David: ...but I have all the four-tracks, and its kind of like, it occured to me that because people like that stuff, they might get a kick out of - I've dubbed off the four tracks everything but the lead vocals, so I can do my lead vocals fresh over the backing tracks that sound like No Fun, for people who know the EP's or "Mindless Aggression."
Allan: You could even invite people from the audience to do No Fun karaoke.

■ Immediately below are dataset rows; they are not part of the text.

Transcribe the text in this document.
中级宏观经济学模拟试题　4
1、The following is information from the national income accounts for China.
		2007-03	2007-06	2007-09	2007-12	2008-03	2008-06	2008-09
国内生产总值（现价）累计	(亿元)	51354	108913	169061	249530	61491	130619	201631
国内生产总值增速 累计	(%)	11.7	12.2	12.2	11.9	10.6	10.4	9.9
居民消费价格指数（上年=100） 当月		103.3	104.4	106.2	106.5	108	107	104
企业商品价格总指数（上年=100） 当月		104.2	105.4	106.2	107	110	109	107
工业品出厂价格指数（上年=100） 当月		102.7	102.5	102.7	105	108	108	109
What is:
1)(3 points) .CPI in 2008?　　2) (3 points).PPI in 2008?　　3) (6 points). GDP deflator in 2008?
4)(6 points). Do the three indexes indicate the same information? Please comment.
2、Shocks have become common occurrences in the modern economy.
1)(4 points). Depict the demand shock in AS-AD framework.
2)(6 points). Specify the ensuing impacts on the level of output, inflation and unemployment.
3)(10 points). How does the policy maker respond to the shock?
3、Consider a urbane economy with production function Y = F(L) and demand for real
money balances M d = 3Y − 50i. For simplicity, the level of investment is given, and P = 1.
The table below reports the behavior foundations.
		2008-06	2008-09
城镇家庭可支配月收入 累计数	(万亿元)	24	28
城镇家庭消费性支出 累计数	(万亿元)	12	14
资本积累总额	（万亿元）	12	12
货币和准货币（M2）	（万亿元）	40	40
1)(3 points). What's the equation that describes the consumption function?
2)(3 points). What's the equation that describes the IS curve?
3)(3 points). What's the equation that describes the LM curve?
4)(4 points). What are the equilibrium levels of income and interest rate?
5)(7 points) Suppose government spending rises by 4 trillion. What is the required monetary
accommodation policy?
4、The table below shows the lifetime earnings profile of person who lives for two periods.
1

David: I'm going to be in the crowd while this is happening, so - climbing on tables - so yeah, that will happen. And there's one song that I don't believe that anyone has ever heard, which was the final song on our double album that we recorded. The song is called "Music By Humans," and this was recorded in like, 1977 - and already, what the song is about is that music by living people is better than... like, even back then, it was seeming like things were going to get a little too technically bent. The way we recorded it, on purpose - because we were super into building tracks and lots and lots of overdubs and stuff - was, each of the four tracks, one had drums, one had bass, and one had guitar, and one had the singing. And that's it. And this is the song, and it's a good song, but I've never been in a version of No Fun that would play it, because it was so deliberately... even the bass part was deliberately Mel Schacher from Grand Funk Railroad. The bass part that Jim the bass player played was a tribute to his incredibly dull bass parts. I remember reading a review of I guess their live album at the time that said that Mel Schacher's bass part "cuts straight from the heart of boredom." When you listen to the bass, it's almost all one note, no variation! He was a great bass player (laughing). Like, he could play whatever he wanted, but him playing that... So people will actually hear the pure, unadulterated, 'classic No Fun' trio sound on that song.
Allan: Wow.
David: Anyways, I've said too much, because if I don't feel like doing it, I'm not going to. But, like. If there's a whole bunch of people who are super into it. Like, I'd rather you didn't tell anyone... "Lilith For Dudes" is a big enough concept.
Allan: Yeah. And I'll try to fit the word "penis" in.
David: You have one. (Points at my pants): I can kind of see it there.
Allan: No, no you can't, David! Goodbye!
Keep an eye out for the upcoming album by David M's Ironic Acronym, Now Is Not The Time. Release date TBA, unless the title is some meta-level joke (since he first told me about it almost a year ago).